By now, I’m sure you’re aware of Clemson coed Mackenzie Pearson’s ode to what happens to a man’s body when he discovers the joys of Netflix, takeout and post-adolescent metabolism; the murky middle between swole and slovenly. I’m nearly a decade older than Pearson, and I’m here to confirm that she is wise beyond her years; I have the facts, and I’m voting the dad bod.
Dadbod is, of course, what happens when a man only goes to the gym sometimes but drinks beer and eats wings way more than that–a sturdy body with a layer of subcutaneous fat that makes it attractive to have him in your bed when it’s cold outside. It’s the bodily realization of a soul pliable enough to be talked into ordering pizza without any real effort, because he’s not trying to cut weight or experiment with intermittent fasting. It’s the visualization of the kind of guy who’s fun to hang out with, and who thinks you’re super fun, too. The dad bod does not want to talk about carbs.
I’m from what it would be fair to call the dad bod Belt: the suburban South, where polo shirts and golf are considered a good look from birth. (It is absolutely not a coincidence that dad bod’s original proponent goes to Clemson.) Maybe it’s part of the region’s food culture, but relatively few people there expect or want their partners of either gender to be chiseled out of granite. I live in Brooklyn now, where people are totally serious-faced when they tell you about their favorite green juices and SoulCycle instructors, but I am unmoved. I’m still checking for you, dudes with beer bellies.
Part of my admiration for men with imperfect bodies is self-reflective; I’ve never had a flat stomach in my life, and I’ve passed the phase where that seems like a major moral failure on my part. The Dad bod doesn’t guarantee a similar worldview (there are, for sure, exacting assholes who live inside dad bods), but it makes a match more likely. It’s fine for all of us to have regular-looking bodies, and if you’ve never had a partner who felt that way, let me promise you: it is some thoroughly good shit. Find one such person and get naked with him or her.
Consciously or not, many of my friends seem to have given dad bods tacit approval in their dating choices, too. None of us are waiting around at the squat rack to talk to the dude with the perfect arms, and that includes the women in my social circle who enjoy spending a fair amount of time in the gym themselves.

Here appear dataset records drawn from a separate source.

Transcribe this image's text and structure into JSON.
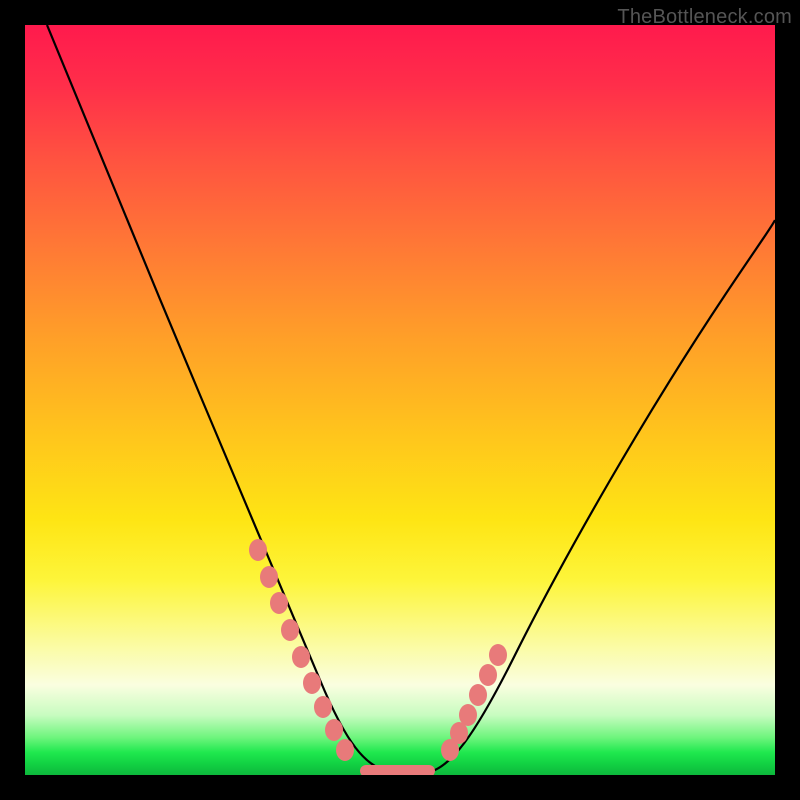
{
  "watermark": "TheBottleneck.com",
  "chart_data": {
    "type": "line",
    "title": "",
    "xlabel": "",
    "ylabel": "",
    "xlim": [
      0,
      100
    ],
    "ylim": [
      0,
      100
    ],
    "grid": false,
    "legend": false,
    "series": [
      {
        "name": "bottleneck-curve",
        "x": [
          3,
          8,
          13,
          18,
          23,
          28,
          31,
          34,
          36,
          38,
          40,
          42,
          44,
          46,
          49,
          53,
          56,
          58,
          60,
          65,
          72,
          80,
          88,
          96,
          100
        ],
        "y": [
          100,
          88,
          76,
          64,
          52,
          40,
          32,
          25,
          20,
          15,
          11,
          7,
          4,
          2,
          0,
          0,
          2,
          5,
          9,
          17,
          29,
          42,
          55,
          67,
          73
        ]
      }
    ],
    "markers": {
      "left_cluster": {
        "x": [
          31,
          33,
          34,
          36,
          37,
          39,
          40,
          42,
          44
        ],
        "y": [
          30,
          26,
          23,
          19,
          16,
          12,
          10,
          7,
          4
        ]
      },
      "right_cluster": {
        "x": [
          56,
          57,
          58,
          59,
          60,
          61
        ],
        "y": [
          3,
          5,
          7,
          9,
          11,
          13
        ]
      },
      "bottom_bar": {
        "x_start": 45,
        "x_end": 54,
        "y": 0
      }
    },
    "marker_color": "#e87a7a",
    "curve_color": "#000000"
  }
}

That’s not to say that guy isn’t great, but he’s just not the first person who comes to mind when most of us are measuring our real-life romantic ideals.
At a certain point, and maybe at a certain age, the reality of a great guy who doesn’t go to the gym as much as he wishes he did trumps the muscled, hairless boy-band ideal of our youths, and it trumps it by a lot. Almost across the board, the women around me choose funny, quick, well-rounded dudes who can be goaded into having five whiskey sodas with them after a rough week at work. We’re all in our late 20s, and through some trial and error, it turns out that regular-ass humans are actually pretty fun to hang out with. Who knew?
Ultimately, that’s what dad bod appreciation is: being totally DTF with other human beings who are just as messy and weird as you are, and just as happy about it. It’s an admission that you’d rather fuck the Seth Rogen-lookalike in your company’s accounting department than a guy who is mildly famous on Instagram for his abs, even though the story wouldn’t impress some of your more judgmental friends. It’s not caring that your sexual proclivities don’t impress your friends.
On the other hand, dad bod guys are the kind of guys who can meet your friends. They won’t insist you pick a paleo-friendly restaurant, and they’re interested in another round of drinks. Most of them have developed serviceable social demeanors because they can’t get by on Don Draperesque aesthetic charm. Dad bods tell jokes and are fun to touch. Dad bods are down for a good time, and I’m down for that.